Protester by T.J. Watt, Courtesy of Oscilloscope Laboratories

title77 Is Anyone Listening?
When injustice occurs, is there anyone there to notice? That’s the question at the center of Marshall Curry’s documentary “If a Tree Falls,” in relation both to devastation to the environment that goes on unabated in the face of peaceful protest and to the terror prosecution of a generally mild-mannered man with a secret past involvement in acts of arson meant to put a dramatic end to that ecological harm. Curry, an Academy Award-nominated director, follows the story of Daniel McGowan, now serving a seven-year prison sentence for his actions as a member of the radical Earth Liberation Front, which was once branded by the Justice Department as the nation’s greatest domestic terrorism threat. But the filmmaker tells PLANET that if audiences bring an open mind to his latest film, (which itself has been shortlisted for this year’s Oscars), they’ll hear arguments about a conflict more nuanced than it might appear on its surface.
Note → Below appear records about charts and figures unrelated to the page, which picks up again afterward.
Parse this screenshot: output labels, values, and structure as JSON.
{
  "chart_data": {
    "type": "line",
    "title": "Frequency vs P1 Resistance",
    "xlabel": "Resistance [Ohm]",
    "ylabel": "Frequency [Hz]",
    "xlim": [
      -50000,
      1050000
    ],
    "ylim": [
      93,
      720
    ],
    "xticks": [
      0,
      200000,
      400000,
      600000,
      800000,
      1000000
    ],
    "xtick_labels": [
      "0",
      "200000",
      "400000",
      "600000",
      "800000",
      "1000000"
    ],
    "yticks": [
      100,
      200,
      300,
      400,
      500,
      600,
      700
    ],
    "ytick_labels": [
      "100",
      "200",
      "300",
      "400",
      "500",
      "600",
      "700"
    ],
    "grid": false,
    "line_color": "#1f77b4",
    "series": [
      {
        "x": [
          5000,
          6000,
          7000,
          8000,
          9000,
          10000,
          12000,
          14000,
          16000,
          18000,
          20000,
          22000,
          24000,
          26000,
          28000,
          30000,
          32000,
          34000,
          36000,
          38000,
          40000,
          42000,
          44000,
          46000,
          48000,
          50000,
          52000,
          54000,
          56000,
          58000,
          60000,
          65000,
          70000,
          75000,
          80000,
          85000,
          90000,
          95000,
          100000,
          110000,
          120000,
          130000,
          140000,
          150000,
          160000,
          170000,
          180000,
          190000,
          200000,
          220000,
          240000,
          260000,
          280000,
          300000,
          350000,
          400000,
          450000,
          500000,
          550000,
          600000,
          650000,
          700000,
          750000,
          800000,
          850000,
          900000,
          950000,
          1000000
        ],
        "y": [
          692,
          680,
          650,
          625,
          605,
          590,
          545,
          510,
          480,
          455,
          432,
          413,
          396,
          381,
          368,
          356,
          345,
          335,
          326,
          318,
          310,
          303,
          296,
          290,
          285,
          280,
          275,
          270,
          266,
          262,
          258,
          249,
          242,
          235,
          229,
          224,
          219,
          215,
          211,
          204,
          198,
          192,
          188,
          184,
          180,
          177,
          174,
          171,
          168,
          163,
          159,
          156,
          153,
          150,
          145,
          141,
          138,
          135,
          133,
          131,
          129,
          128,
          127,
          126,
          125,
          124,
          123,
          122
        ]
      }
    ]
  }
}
     “At the height of the movement, people had very heated passions,” Curry said in an interview, discussing the militant environmental activism that manifest itself in the mid-90’s.“ But I think in retrospect, whether it was members of the Earth Liberation Front like Daniel or whether it was the prosecutor who put them in prison, they ultimately saw the complexity in that story, and that’s what our goal was in making the film, to capture some of that complexity.”